Epoch 1 Rollouts took 0.7548685073852539s (avg) with results:
Env: Lift
{
    "Horizon": 10.0,
    "Return": 0.0,
    "Success_Rate": 0.0,
    "Time_Episode": 0.025162283579508463,
    "time": 0.7548685073852539
}
save checkpoint to /tmp/tmp_trained_models/test/20240724152323/models/model_epoch_1_Lift_success_0.0.pth

Epoch 1 Memory Usage: 1730 MB

100%|##########| 3/3 [00:00<00:00, 357.70it/s]
Train Epoch 2
{
    "Cosine_Loss": 0.5759696165720621,
    "L1_Loss": 0.0873916173974673,
    "L2_Loss": 0.1788101146618525,
    "Loss": 0.1788101146618525,
    "Optimizer/policy0_lr": 0.0001,
    "Policy_Grad_Norms": 0.02232090537078572,
    "Time_Data_Loading": 4.622141520182292e-05,
    "Time_Epoch": 0.00014543930689493815,
    "Time_Log_Info": 3.5842259724934896e-06,
    "Time_Process_Batch": 7.510185241699219e-06,
    "Time_Train_Batch": 8.204380671183268e-05
}
video writes to /tmp/tmp_trained_models/test/20240724152323/videos/Lift_epoch_2.mp4
rollout: env=Lift, horizon=10, use_goals=False, num_episodes=2
100%|##########| 2/2 [00:01<00:00,  1.42it/s]

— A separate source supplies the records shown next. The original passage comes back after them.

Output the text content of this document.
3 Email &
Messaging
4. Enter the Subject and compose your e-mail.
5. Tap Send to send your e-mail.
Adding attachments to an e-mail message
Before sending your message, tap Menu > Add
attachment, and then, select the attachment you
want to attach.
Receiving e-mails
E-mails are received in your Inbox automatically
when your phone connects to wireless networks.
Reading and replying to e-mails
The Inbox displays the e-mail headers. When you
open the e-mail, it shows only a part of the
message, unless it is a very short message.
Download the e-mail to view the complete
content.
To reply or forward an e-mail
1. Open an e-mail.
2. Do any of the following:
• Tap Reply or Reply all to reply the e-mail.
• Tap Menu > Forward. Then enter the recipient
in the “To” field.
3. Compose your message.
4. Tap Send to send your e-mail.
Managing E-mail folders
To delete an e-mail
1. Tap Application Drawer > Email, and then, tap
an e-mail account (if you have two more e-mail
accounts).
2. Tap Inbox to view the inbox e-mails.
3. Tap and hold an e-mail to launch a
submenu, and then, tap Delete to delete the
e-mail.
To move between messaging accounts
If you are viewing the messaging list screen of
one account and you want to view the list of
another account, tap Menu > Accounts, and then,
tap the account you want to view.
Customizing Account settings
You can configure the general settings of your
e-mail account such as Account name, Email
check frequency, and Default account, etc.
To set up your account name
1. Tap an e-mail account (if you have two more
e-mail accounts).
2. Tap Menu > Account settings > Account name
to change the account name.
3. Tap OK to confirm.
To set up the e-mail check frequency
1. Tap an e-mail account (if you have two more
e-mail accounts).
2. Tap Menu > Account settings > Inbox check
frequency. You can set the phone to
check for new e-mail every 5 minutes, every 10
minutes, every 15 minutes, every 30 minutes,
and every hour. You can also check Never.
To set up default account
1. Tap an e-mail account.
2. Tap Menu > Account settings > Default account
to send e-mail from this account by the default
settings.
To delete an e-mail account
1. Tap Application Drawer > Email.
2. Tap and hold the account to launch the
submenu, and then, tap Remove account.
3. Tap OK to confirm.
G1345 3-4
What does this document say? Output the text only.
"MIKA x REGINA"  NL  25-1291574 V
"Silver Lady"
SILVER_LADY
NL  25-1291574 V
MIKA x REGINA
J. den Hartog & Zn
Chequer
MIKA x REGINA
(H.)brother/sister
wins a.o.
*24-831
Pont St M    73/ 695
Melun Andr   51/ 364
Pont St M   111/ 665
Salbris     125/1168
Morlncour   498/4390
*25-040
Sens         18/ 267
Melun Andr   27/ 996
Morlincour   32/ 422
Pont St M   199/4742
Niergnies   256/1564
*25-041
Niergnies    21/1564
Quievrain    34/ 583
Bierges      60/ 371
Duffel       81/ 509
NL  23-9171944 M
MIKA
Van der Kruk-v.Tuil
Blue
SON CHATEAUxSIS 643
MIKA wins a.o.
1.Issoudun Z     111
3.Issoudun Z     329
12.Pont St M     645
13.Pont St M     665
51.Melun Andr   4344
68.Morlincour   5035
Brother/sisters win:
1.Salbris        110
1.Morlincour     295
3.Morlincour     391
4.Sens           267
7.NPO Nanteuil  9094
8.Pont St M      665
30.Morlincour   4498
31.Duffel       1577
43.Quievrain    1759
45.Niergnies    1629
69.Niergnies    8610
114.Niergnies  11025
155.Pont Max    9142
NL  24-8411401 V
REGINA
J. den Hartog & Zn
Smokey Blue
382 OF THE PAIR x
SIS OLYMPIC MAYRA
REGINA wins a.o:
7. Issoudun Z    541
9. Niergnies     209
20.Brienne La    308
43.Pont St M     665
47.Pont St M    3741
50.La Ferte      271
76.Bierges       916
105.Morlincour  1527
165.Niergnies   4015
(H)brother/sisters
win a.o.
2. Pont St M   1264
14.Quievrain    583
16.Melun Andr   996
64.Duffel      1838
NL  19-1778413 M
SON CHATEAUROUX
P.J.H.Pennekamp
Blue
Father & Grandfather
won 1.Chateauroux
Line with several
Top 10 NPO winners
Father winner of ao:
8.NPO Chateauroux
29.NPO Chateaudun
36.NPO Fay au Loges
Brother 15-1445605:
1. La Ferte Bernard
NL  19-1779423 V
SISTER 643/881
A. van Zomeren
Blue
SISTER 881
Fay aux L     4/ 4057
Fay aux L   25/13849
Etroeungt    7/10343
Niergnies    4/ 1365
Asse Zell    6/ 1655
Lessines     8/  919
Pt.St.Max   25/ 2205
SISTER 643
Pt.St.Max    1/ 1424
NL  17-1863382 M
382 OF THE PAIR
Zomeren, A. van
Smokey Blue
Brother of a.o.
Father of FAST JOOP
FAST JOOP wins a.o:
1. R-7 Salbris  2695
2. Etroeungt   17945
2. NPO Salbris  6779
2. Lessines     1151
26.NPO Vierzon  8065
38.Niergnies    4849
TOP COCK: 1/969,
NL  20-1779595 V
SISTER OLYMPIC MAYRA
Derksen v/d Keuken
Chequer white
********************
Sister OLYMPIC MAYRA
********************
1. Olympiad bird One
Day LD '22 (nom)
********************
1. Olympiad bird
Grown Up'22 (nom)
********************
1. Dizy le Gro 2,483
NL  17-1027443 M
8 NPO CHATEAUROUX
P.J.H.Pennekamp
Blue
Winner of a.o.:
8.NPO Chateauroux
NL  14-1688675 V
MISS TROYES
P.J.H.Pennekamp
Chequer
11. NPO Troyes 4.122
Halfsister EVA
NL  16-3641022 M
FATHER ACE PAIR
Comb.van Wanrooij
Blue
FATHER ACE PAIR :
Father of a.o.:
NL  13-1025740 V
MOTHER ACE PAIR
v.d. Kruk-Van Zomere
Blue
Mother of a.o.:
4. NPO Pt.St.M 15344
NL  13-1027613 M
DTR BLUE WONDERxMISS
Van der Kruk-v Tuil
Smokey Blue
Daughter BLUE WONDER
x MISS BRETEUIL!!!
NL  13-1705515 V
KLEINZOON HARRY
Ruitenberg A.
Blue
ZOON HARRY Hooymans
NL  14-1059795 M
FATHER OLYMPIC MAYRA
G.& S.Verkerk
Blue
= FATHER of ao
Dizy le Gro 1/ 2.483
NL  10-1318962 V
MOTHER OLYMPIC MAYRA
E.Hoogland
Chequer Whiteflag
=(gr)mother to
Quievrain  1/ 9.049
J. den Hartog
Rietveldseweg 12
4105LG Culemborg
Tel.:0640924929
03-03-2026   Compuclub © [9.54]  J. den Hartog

Epoch 2 Rollouts took 0.7024716138839722s (avg) with results:
Env: Lift
{
    "Horizon": 10.0,
    "Return": 0.0,
    "Success_Rate": 0.0,
    "Time_Episode": 0.02341572046279907,
    "time": 0.7024716138839722
}

Epoch 2 Memory Usage: 1753 MB

finished run successfully!
amandlek commented 3 months ago

This is precisely what the --debug flag is supposed to do - test a training run quickly with 2 epochs of training. To train for longer, simply omit the --debug flag.